The "I Wanna Be Somebody" rockers are currently touring the United States in celebration of their 40th anniversary. During a "VIP Experience" Q&A session ahead of the band's Saturday show in Orlando, Fla., Lawless addressed the use of backing tracks.

"To answer your question, yes, we are using backing tracks," Lawless said (via Blabbermouth). "You wanna know why? When we go into a studio — and let me clarify that statement; that's me singing — but when we go in a studio, we do choruses, we double, triple, quadruple the vocals. So my feelings were when I listened to live YouTube [recordings of our shows] and we weren't doing that, it sounded thin. When we started supplementing it, it sounded better."

Lawless said he considers the fan perspective when determining how to supplement W.A.S.P.'s onstage sound. "If I'm a fan and I'm coming to a show, I want that thing to sound as good as it can," he continued. "There are other bands — the Queens of the world — they cannot duplicate 24 vocals at one time. That's what they do on those records. If you want it to sound like those records, you've gotta have some help."

The singer and guitarist added that it's "not fair" for bands to rely solely on backing tracks while performing live, but they can be hugely helpful to flesh out backing vocals and other instrumentation. He cited W.A.S.P.'s 1992 album The Crimson Idol as an example. While the initial tour in support of the album "sounded alright" without orchestration, the 20th-anniversary tour with additional tracks sounded massive.

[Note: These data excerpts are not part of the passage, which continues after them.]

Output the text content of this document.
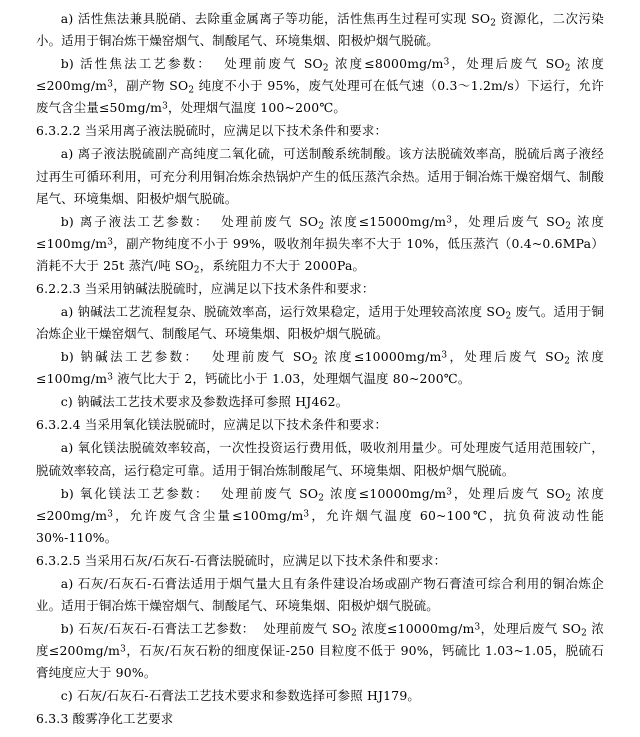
a) 活性焦法兼具脱硝、去除重金属离子等功能，活性焦再生过程可实现 $SO_2$ 资源化，二次污染小。适用于铜冶炼干燥窑烟气、制酸尾气、环境集烟、阳极炉烟气脱硫。

b) 活性焦法工艺参数：  处理前废气 $SO_2$ 浓度$\le 8000mg/m^3$，处理后废气 $SO_2$ 浓度$\le 200mg/m^3$，副产物 $SO_2$ 纯度不小于 95%，废气处理可在低气速（0.3～1.2m/s）下运行，允许废气含尘量$\le 50mg/m^3$，处理烟气温度 100~200℃。

6.3.2.2 当采用离子液法脱硫时，应满足以下技术条件和要求：

a) 离子液法脱硫副产高纯度二氧化硫，可送制酸系统制酸。该方法脱硫效率高，脱硫后离子液经过再生可循环利用，可充分利用铜冶炼余热锅炉产生的低压蒸汽余热。适用于铜冶炼干燥窑烟气、制酸尾气、环境集烟、阳极炉烟气脱硫。

b) 离子液法工艺参数：  处理前废气 $SO_2$ 浓度$\le 15000mg/m^3$，处理后废气 $SO_2$ 浓度$\le 100mg/m^3$，副产物纯度不小于 99%，吸收剂年损失率不大于 10%，低压蒸汽（0.4~0.6MPa）消耗不大于 25t 蒸汽/吨 $SO_2$，系统阻力不大于 2000Pa。

6.2.2.3 当采用钠碱法脱硫时，应满足以下技术条件和要求：

a) 钠碱法工艺流程复杂、脱硫效率高，运行效果稳定，适用于处理较高浓度 $SO_2$ 废气。适用于铜冶炼企业干燥窑烟气、制酸尾气、环境集烟、阳极炉烟气脱硫。

b) 钠碱法工艺参数：  处理前废气 $SO_2$ 浓度$\le 10000mg/m^3$，处理后废气 $SO_2$ 浓度$\le 100mg/m^3$ 液气比大于 2，钙硫比小于 1.03，处理烟气温度 80~200℃。

c) 钠碱法工艺技术要求及参数选择可参照 HJ462。

6.3.2.4 当采用氧化镁法脱硫时，应满足以下技术条件和要求：

a) 氧化镁法脱硫效率较高，一次性投资运行费用低，吸收剂用量少。可处理废气适用范围较广，脱硫效率较高，运行稳定可靠。适用于铜冶炼制酸尾气、环境集烟、阳极炉烟气脱硫。

b) 氧化镁法工艺参数：  处理前废气 $SO_2$ 浓度$\le 10000mg/m^3$，处理后废气 $SO_2$ 浓度$\le 200mg/m^3$，允许废气含尘量$\le 100mg/m^3$，允许烟气温度 60~100℃，抗负荷波动性能 30%-110%。

6.3.2.5 当采用石灰/石灰石-石膏法脱硫时，应满足以下技术条件和要求：

a) 石灰/石灰石-石膏法适用于烟气量大且有条件建设冶场或副产物石膏渣可综合利用的铜冶炼企业。适用于铜冶炼干燥窑烟气、制酸尾气、环境集烟、阳极炉烟气脱硫。

b) 石灰/石灰石-石膏法工艺参数：  处理前废气 $SO_2$ 浓度$\le 10000mg/m^3$，处理后废气 $SO_2$ 浓度$\le 200mg/m^3$，石灰/石灰石粉的细度保证-250 目粒度不低于 90%，钙硫比 1.03~1.05，脱硫石膏纯度应大于 90%。

c) 石灰/石灰石-石膏法工艺技术要求和参数选择可参照 HJ179。

6.3.3 酸雾净化工艺要求
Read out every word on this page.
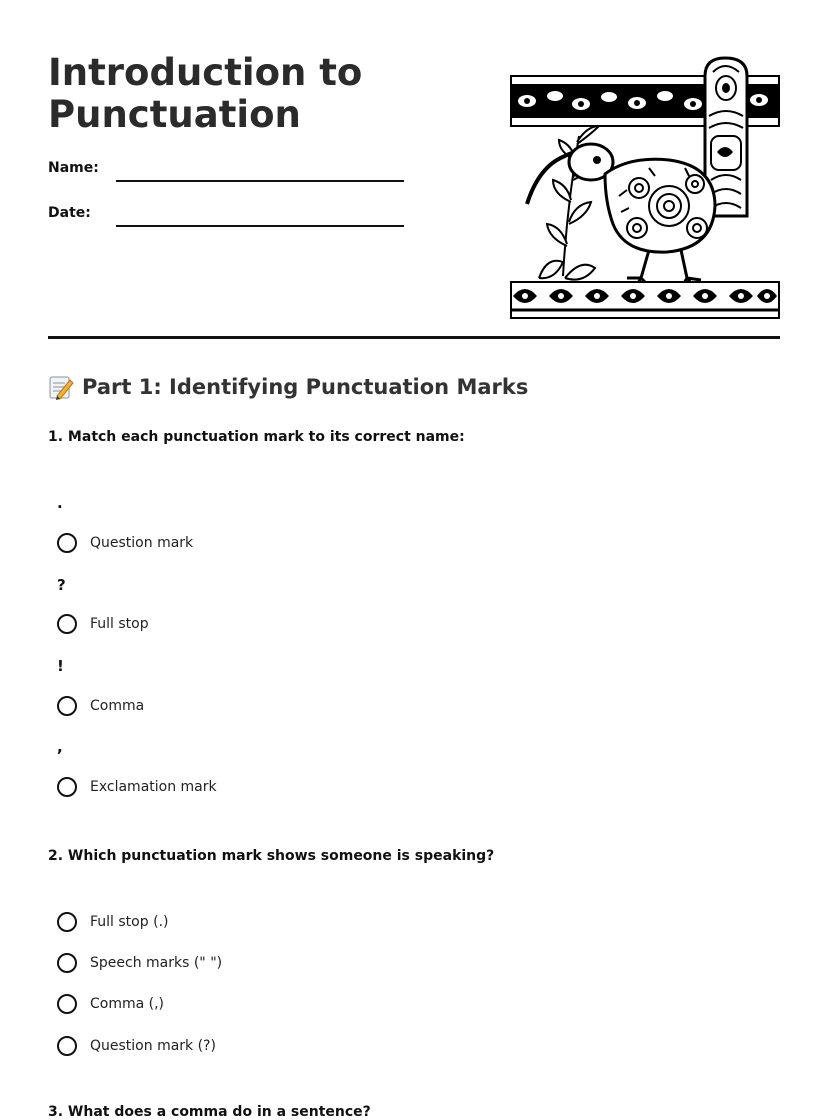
Introduction to
Punctuation
Name:
Date:
Part 1: Identifying Punctuation Marks

1. Match each punctuation mark to its correct name:

.
Question mark
?
Full stop
!
Comma
,
Exclamation mark

2. Which punctuation mark shows someone is speaking?

Full stop (.)
Speech marks (" ")
Comma (,)
Question mark (?)

3. What does a comma do in a sentence?
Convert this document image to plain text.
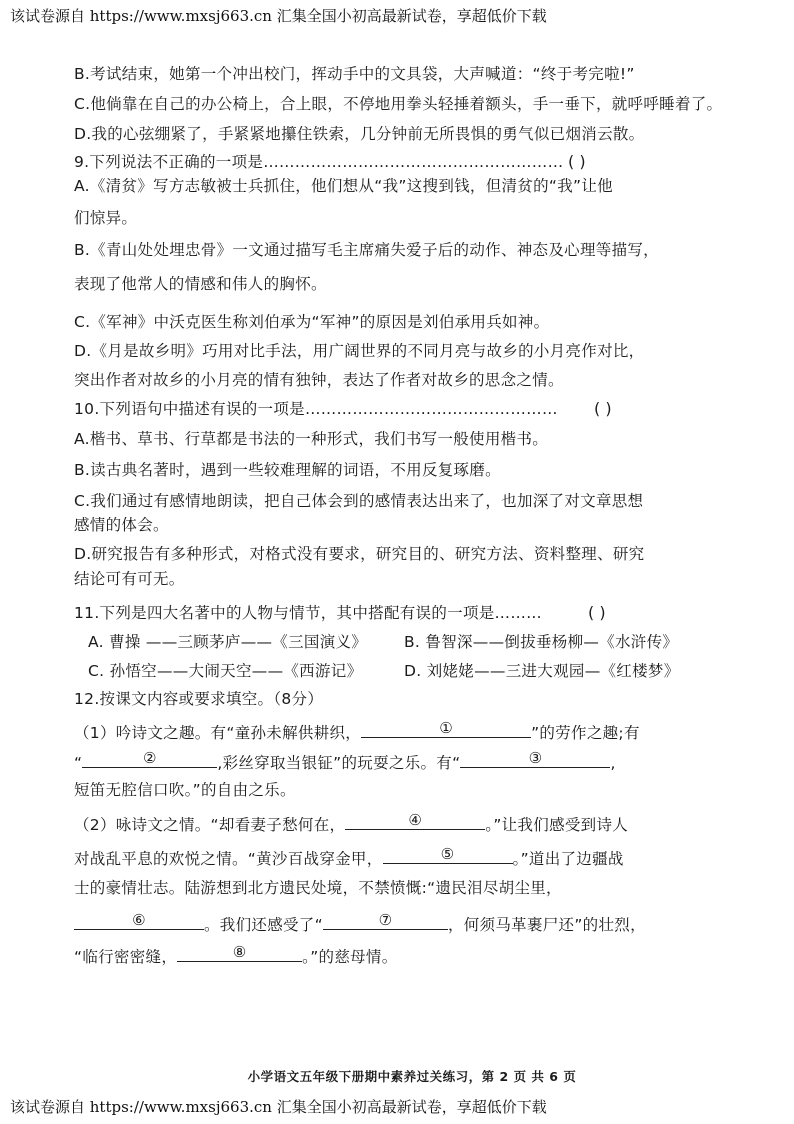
该试卷源自 https://www.mxsj663.cn 汇集全国小初高最新试卷，享超低价下载
B.考试结束，她第一个冲出校门，挥动手中的文具袋，大声喊道：“终于考完啦!”
C.他倘靠在自己的办公椅上，合上眼，不停地用拳头轻捶着额头，手一垂下，就呼呼睡着了。
D.我的心弦绷紧了，手紧紧地攥住铁索，几分钟前无所畏惧的勇气似已烟消云散。
9.下列说法不正确的一项是………………………………………………… ( )
A.《清贫》写方志敏被士兵抓住，他们想从“我”这搜到钱，但清贫的“我”让他
们惊异。
B.《青山处处埋忠骨》一文通过描写毛主席痛失爱子后的动作、神态及心理等描写，
表现了他常人的情感和伟人的胸怀。
C.《军神》中沃克医生称刘伯承为“军神”的原因是刘伯承用兵如神。
D.《月是故乡明》巧用对比手法，用广阔世界的不同月亮与故乡的小月亮作对比，
突出作者对故乡的小月亮的情有独钟，表达了作者对故乡的思念之情。
10.下列语句中描述有误的一项是…………………………………………	( )
A.楷书、草书、行草都是书法的一种形式，我们书写一般使用楷书。
B.读古典名著时，遇到一些较难理解的词语，不用反复琢磨。
C.我们通过有感情地朗读，把自己体会到的感情表达出来了，也加深了对文章思想
感情的体会。
D.研究报告有多种形式，对格式没有要求，研究目的、研究方法、资料整理、研究
结论可有可无。
11.下列是四大名著中的人物与情节，其中搭配有误的一项是………	( )
A. 曹操 ——三顾茅庐——《三国演义》	B. 鲁智深——倒拔垂杨柳—《水浒传》
C. 孙悟空——大闹天空——《西游记》	D. 刘姥姥——三进大观园—《红楼梦》
12.按课文内容或要求填空。（8分）
（1）吟诗文之趣。有“童孙未解供耕织，	①	”的劳作之趣;有
“	②	,彩丝穿取当银钲”的玩耍之乐。有“	③	,
短笛无腔信口吹。”的自由之乐。
（2）咏诗文之情。“却看妻子愁何在，	④	。”让我们感受到诗人
对战乱平息的欢悦之情。“黄沙百战穿金甲，	⑤	。”道出了边疆战
士的豪情壮志。陆游想到北方遗民处境，不禁愤慨:“遗民泪尽胡尘里，
⑥	。我们还感受了“	⑦	，何须马革裹尸还”的壮烈，
“临行密密缝，	⑧	。”的慈母情。
小学语文五年级下册期中素养过关练习，第 2 页 共 6 页
该试卷源自 https://www.mxsj663.cn 汇集全国小初高最新试卷，享超低价下载
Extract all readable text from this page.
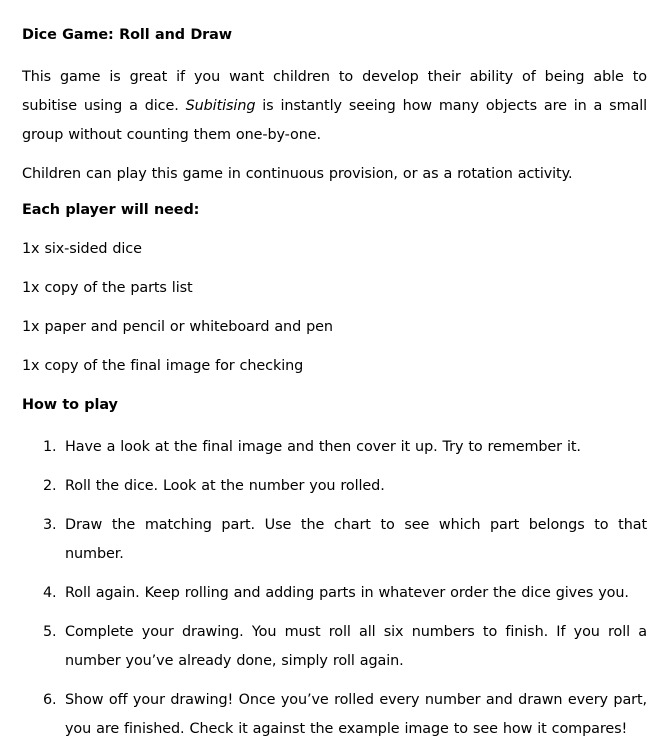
Dice Game: Roll and Draw

This game is great if you want children to develop their ability of being able to subitise using a dice. Subitising is instantly seeing how many objects are in a small group without counting them one-by-one.

Children can play this game in continuous provision, or as a rotation activity.

Each player will need:
1x six-sided dice
1x copy of the parts list
1x paper and pencil or whiteboard and pen
1x copy of the final image for checking
How to play
1. Have a look at the final image and then cover it up. Try to remember it.
2. Roll the dice. Look at the number you rolled.
3. Draw the matching part. Use the chart to see which part belongs to that number.
4. Roll again. Keep rolling and adding parts in whatever order the dice gives you.
5. Complete your drawing. You must roll all six numbers to finish. If you roll a number you’ve already done, simply roll again.
6. Show off your drawing! Once you’ve rolled every number and drawn every part, you are finished. Check it against the example image to see how it compares!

"I went in there [into production rehearsals] and I stood in the middle of that room and I heard that orchestration with the live band, and it made the hair stand on the back of neck," Lawless said. "And I [went], 'Good God. I've never heard this like this before.' To me, that was a treat. And I don't give a shit what anybody says; if I'm a fan, that's what I wanna hear.

"So, again, if somebody's trying to bullshit an audience, no, I don't go along with that at all," Lawless concluded. "You're out there to do a job; do your job. But to supplement it? Absolutely not. I'd wanna hear it."

The use of backing tracks has become an increasingly hot-button issue in the rock world recently. In April, Finnish-American rock band Santa Cruz drew the ire of rock fans — chief among them Eddie Trunk — when they were caught using pre-recorded vocal tracks during their show at Hollywood's Whisky a Go Go.

Sebastian Bach has been a longtime vocal opponent of using backing tracks onstage, telling UCR in 2021, "I don't see a lot of bands coming up that are going to replace [the classic rock stars], because too many of them rely on tapes, and that's not gonna last the test of time. There's gonna be a time when those tape bands are gonna have to do it for real, and people are gonna go, 'This is a fucking joke.' And I just know that real musicians hit your heart way more hard than guys miming to a tape."

Wolfgang Van Halen similarly disavowed the practice in a 2021 interview with UCR. "I think it's a copout to use tracks, unless it's like, for a keyboard part that you can't necessarily get," the Mammoth WVH leader said. "But when I hear about certain bands these days, where it's like, you have lead vocals and lead guitars pumping through the tracks, I think that's lame as hell. I think you should just stay home and listen to shit on Spotify if they're going to play to tracks like that."